‘Bold first step’ – multi-buy offers on unhealthy snacks banned in supermarkets
‘Buy one get one free’ promotions on unhealthy snacks will be cut back under new government plans to clamp down on obesity.
From April 2022, restrictions are to be placed on multi-buy offers on sugary products in supermarkets across the UK.
Free refills on soft drinks will also be banned under the new plans.
The limits will only apply to companies employing more than 50 people and stores spanning more than 2,000 square feet.
Campaigners called it an ‘important policy’ and a ‘bold first step’ towards improving the nation’s health.
Push for responsible retailing
Professor Graham MacGregor is the chair of Action on Sugar, a group working to highlight the harmful effects of sugar.
‘Finally, Downing Street is acting decisively. This is a bold first step to restrict the sale of junk food on multi-buy offers and at checkouts, and taking on one of the biggest threats to Britain’s future health – childhood obesity,’ he said.

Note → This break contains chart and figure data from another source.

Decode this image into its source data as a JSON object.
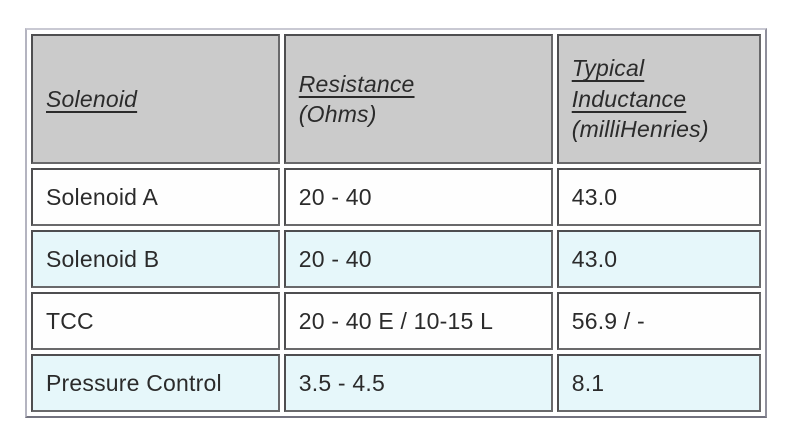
{
  "table": {
    "name": "solenoid-specifications-table",
    "headers": [
      {
        "underlined": "Solenoid",
        "rest": ""
      },
      {
        "underlined": "Resistance",
        "rest": "(Ohms)"
      },
      {
        "underlined": "Typical Inductance",
        "rest": "(milliHenries)"
      }
    ],
    "rows": [
      {
        "cells": [
          "Solenoid A",
          "20 - 40",
          "43.0"
        ]
      },
      {
        "cells": [
          "Solenoid B",
          "20 - 40",
          "43.0"
        ]
      },
      {
        "cells": [
          "TCC",
          "20 - 40 E / 10-15 L",
          "56.9 / -"
        ]
      },
      {
        "cells": [
          "Pressure Control",
          "3.5 - 4.5",
          "8.1"
        ]
      }
    ],
    "colors": {
      "header_bg": "#cbcbcb",
      "row_bg": "#fefefe",
      "row_alt_bg": "#e6f7fa",
      "cell_border": "#4e4e50",
      "outer_border": "#9f9fab",
      "text": "#2b2b2b"
    }
  }
}
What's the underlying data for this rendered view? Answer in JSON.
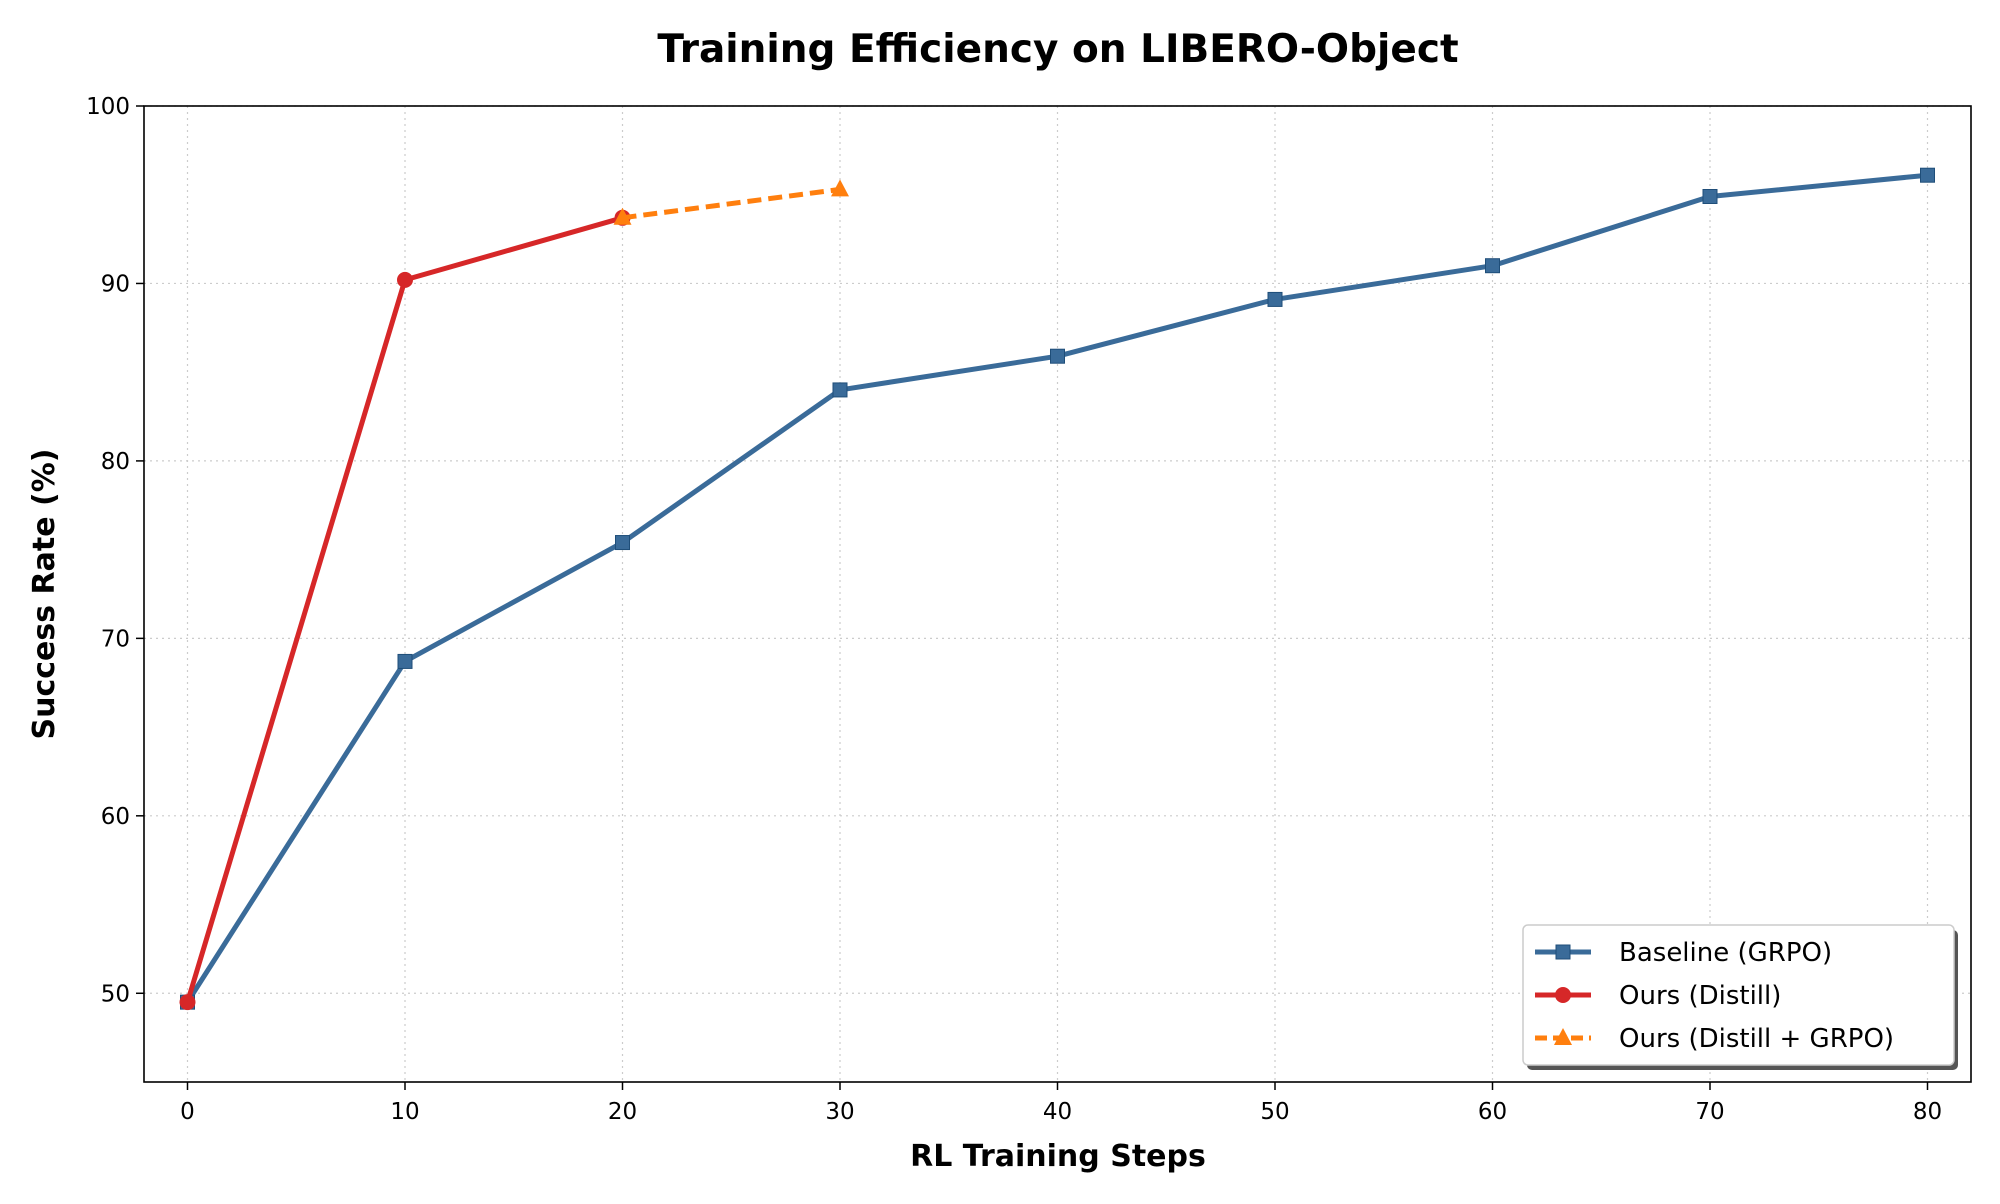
{
  "chart_data": {
    "type": "line",
    "title": "Training Efficiency on LIBERO-Object",
    "xlabel": "RL Training Steps",
    "ylabel": "Success Rate (%)",
    "xlim": [
      -2,
      82
    ],
    "ylim": [
      45,
      100
    ],
    "xticks": [
      0,
      10,
      20,
      30,
      40,
      50,
      60,
      70,
      80
    ],
    "yticks": [
      50,
      60,
      70,
      80,
      90,
      100
    ],
    "grid": true,
    "legend_position": "lower-right",
    "series": [
      {
        "name": "Baseline (GRPO)",
        "color": "#3a6b99",
        "marker": "square",
        "linestyle": "solid",
        "x": [
          0,
          10,
          20,
          30,
          40,
          50,
          60,
          70,
          80
        ],
        "y": [
          49.5,
          68.7,
          75.4,
          84.0,
          85.9,
          89.1,
          91.0,
          94.9,
          96.1
        ]
      },
      {
        "name": "Ours (Distill)",
        "color": "#d62728",
        "marker": "circle",
        "linestyle": "solid",
        "x": [
          0,
          10,
          20
        ],
        "y": [
          49.5,
          90.2,
          93.7
        ]
      },
      {
        "name": "Ours (Distill + GRPO)",
        "color": "#ff7f0e",
        "marker": "triangle",
        "linestyle": "dashed",
        "x": [
          20,
          30
        ],
        "y": [
          93.7,
          95.3
        ]
      }
    ]
  }
}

‘This important policy specifically targets the most sugar-laden food and drinks packed with excessive calories. It will provide a level playing field for responsible retailers, enabling them to promote healthier options to families.

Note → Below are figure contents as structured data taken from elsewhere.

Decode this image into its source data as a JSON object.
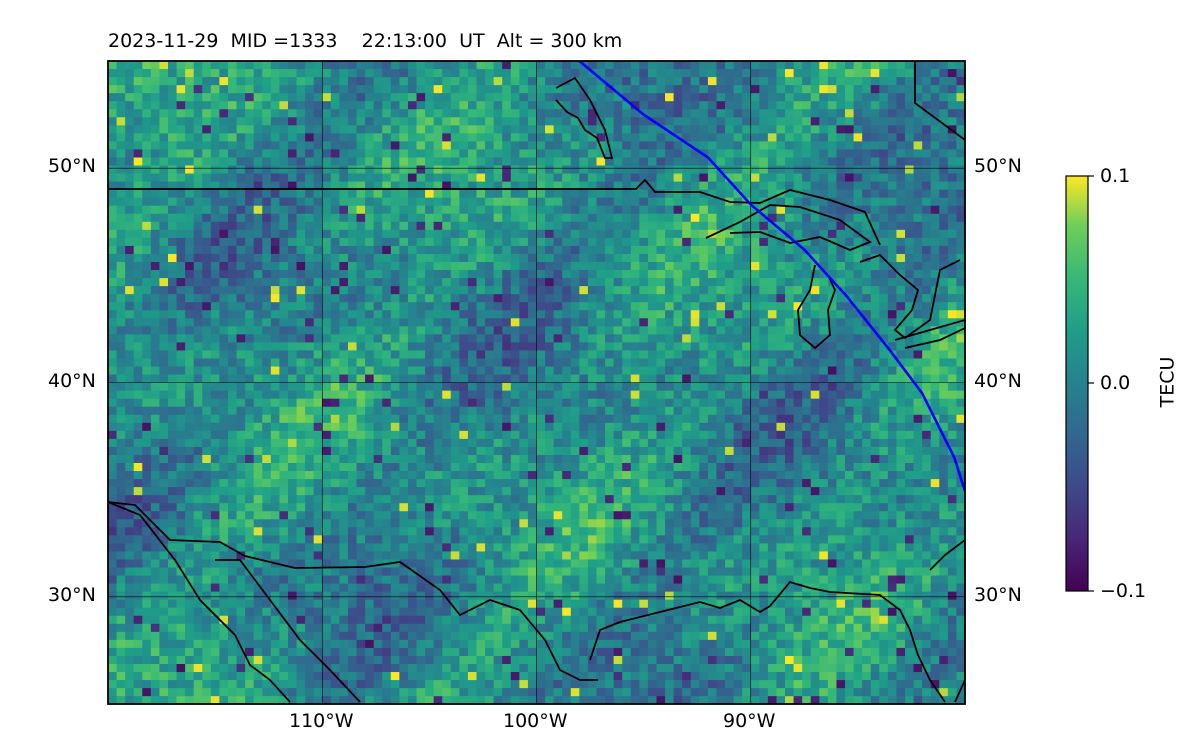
{
  "title": {
    "date": "2023-11-29",
    "mid": "MID =1333",
    "time": "22:13:00",
    "ut": "UT",
    "alt": "Alt = 300 km"
  },
  "map": {
    "lon_range": [
      -120,
      -80
    ],
    "lat_range": [
      25,
      55
    ],
    "grid": true,
    "lat_labels": [
      {
        "value": 50,
        "text": "50°N"
      },
      {
        "value": 40,
        "text": "40°N"
      },
      {
        "value": 30,
        "text": "30°N"
      }
    ],
    "lon_labels": [
      {
        "value": -110,
        "text": "110°W"
      },
      {
        "value": -100,
        "text": "100°W"
      },
      {
        "value": -90,
        "text": "90°W"
      }
    ],
    "track_color": "#0000ff",
    "track": [
      [
        -98,
        55
      ],
      [
        -95,
        52.5
      ],
      [
        -92,
        50.5
      ],
      [
        -90,
        48.3
      ],
      [
        -87.5,
        46.2
      ],
      [
        -85.5,
        44
      ],
      [
        -83.5,
        41.5
      ],
      [
        -82,
        39.5
      ],
      [
        -80.5,
        36.5
      ],
      [
        -79.7,
        34
      ]
    ],
    "coastline_color": "#000000"
  },
  "colorbar": {
    "label": "TECU",
    "colormap": "viridis",
    "vmin": -0.1,
    "vmax": 0.1,
    "ticks": [
      {
        "value": 0.1,
        "text": "0.1"
      },
      {
        "value": 0.0,
        "text": "0.0"
      },
      {
        "value": -0.1,
        "text": "−0.1"
      }
    ]
  }
}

‘To bypass the restrictions and improve our health further, manufacturers have the opportunity to reformulate their less healthy products into healthier versions over the next two years. The government has already bowed to industry lobbying and watered down their own Childhood Obesity Plan. But it has promised the restrictions will come into force.

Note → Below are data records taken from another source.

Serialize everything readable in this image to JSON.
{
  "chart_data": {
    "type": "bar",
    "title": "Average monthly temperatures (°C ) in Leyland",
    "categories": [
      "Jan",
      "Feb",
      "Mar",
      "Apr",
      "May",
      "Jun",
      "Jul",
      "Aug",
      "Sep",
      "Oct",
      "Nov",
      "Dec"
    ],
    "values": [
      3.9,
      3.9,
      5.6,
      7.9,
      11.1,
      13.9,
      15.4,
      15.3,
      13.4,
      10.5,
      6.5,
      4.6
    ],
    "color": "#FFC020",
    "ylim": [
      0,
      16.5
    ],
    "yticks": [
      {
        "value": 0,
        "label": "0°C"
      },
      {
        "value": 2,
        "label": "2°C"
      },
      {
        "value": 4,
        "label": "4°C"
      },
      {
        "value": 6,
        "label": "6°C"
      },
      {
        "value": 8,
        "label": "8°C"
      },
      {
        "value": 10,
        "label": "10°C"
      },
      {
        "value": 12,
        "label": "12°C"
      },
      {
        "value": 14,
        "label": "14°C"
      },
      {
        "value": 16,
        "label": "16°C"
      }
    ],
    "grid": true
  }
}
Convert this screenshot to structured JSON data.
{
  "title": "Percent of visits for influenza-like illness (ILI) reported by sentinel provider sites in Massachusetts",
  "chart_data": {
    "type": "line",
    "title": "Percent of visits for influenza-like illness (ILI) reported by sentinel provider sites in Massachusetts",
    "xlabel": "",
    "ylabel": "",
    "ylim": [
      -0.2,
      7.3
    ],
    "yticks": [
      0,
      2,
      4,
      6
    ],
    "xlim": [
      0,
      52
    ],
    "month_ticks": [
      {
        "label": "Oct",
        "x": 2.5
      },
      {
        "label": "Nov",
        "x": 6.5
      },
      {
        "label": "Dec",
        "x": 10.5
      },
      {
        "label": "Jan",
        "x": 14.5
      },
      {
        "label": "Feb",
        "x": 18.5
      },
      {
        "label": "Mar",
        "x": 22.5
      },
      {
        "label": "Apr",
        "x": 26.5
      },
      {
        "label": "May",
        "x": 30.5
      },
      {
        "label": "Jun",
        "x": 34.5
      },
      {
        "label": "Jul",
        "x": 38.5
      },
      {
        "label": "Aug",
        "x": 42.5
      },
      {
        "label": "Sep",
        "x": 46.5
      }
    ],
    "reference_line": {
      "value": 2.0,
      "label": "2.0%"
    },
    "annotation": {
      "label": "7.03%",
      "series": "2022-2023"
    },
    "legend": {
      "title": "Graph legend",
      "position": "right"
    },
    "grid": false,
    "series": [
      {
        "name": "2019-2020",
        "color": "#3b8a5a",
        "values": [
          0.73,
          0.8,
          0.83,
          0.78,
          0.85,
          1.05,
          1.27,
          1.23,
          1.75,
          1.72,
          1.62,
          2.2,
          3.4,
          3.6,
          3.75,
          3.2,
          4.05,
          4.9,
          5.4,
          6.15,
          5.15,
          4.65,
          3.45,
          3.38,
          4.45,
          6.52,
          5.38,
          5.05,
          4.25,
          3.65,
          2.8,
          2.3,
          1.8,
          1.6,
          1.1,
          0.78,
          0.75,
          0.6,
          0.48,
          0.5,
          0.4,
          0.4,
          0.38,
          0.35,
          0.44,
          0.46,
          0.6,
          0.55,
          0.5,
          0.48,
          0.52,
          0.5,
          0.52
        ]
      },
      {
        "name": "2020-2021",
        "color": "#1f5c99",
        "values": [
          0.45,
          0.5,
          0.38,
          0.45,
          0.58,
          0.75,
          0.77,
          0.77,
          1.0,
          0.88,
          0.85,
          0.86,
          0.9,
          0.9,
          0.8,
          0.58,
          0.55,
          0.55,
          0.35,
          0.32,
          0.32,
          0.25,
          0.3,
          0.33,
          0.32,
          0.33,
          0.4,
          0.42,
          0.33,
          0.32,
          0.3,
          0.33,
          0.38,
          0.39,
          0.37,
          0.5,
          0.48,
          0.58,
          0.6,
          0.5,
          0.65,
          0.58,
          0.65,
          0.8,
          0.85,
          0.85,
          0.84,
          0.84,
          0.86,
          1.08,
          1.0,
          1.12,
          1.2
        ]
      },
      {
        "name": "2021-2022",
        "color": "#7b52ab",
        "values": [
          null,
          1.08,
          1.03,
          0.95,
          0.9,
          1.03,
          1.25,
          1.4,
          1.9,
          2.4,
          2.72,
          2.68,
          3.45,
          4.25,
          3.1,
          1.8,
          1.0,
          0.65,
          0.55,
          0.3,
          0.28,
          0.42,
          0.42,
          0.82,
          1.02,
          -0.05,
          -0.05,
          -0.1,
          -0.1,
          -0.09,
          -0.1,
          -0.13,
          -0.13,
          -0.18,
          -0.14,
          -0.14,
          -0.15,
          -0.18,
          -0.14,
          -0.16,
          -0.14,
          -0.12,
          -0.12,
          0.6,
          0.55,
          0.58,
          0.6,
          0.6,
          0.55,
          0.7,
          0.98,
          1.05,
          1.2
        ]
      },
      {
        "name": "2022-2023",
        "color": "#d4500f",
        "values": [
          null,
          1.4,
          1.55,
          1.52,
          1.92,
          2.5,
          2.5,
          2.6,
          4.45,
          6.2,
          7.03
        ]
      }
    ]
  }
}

‘Putting junk food multi-buy offers in the aisles and at the checkouts is just another way food companies sneak their unhealthy products into your basket. Now is the time for healthier food to take centre stage.’
‘Ineffective’ obesity battle
This comes as a study found Boris Johnson’s drive to tackle obesity has been ‘largely ineffective’.
Last summer, the Prime Minister urged people to get fit after transmitting COVID-19 earlier in the year. Data shows that being obese significantly increases the chances of hospitalisation and death from coronavirus.
But research by the Social Market Foundation (SMF) revealed more than 35% of those with obesity report not yet taking action – but are considering doing so.
Equally, 28% of respondents said the COVID-19 pandemic would not lead them to attempt to lose weight.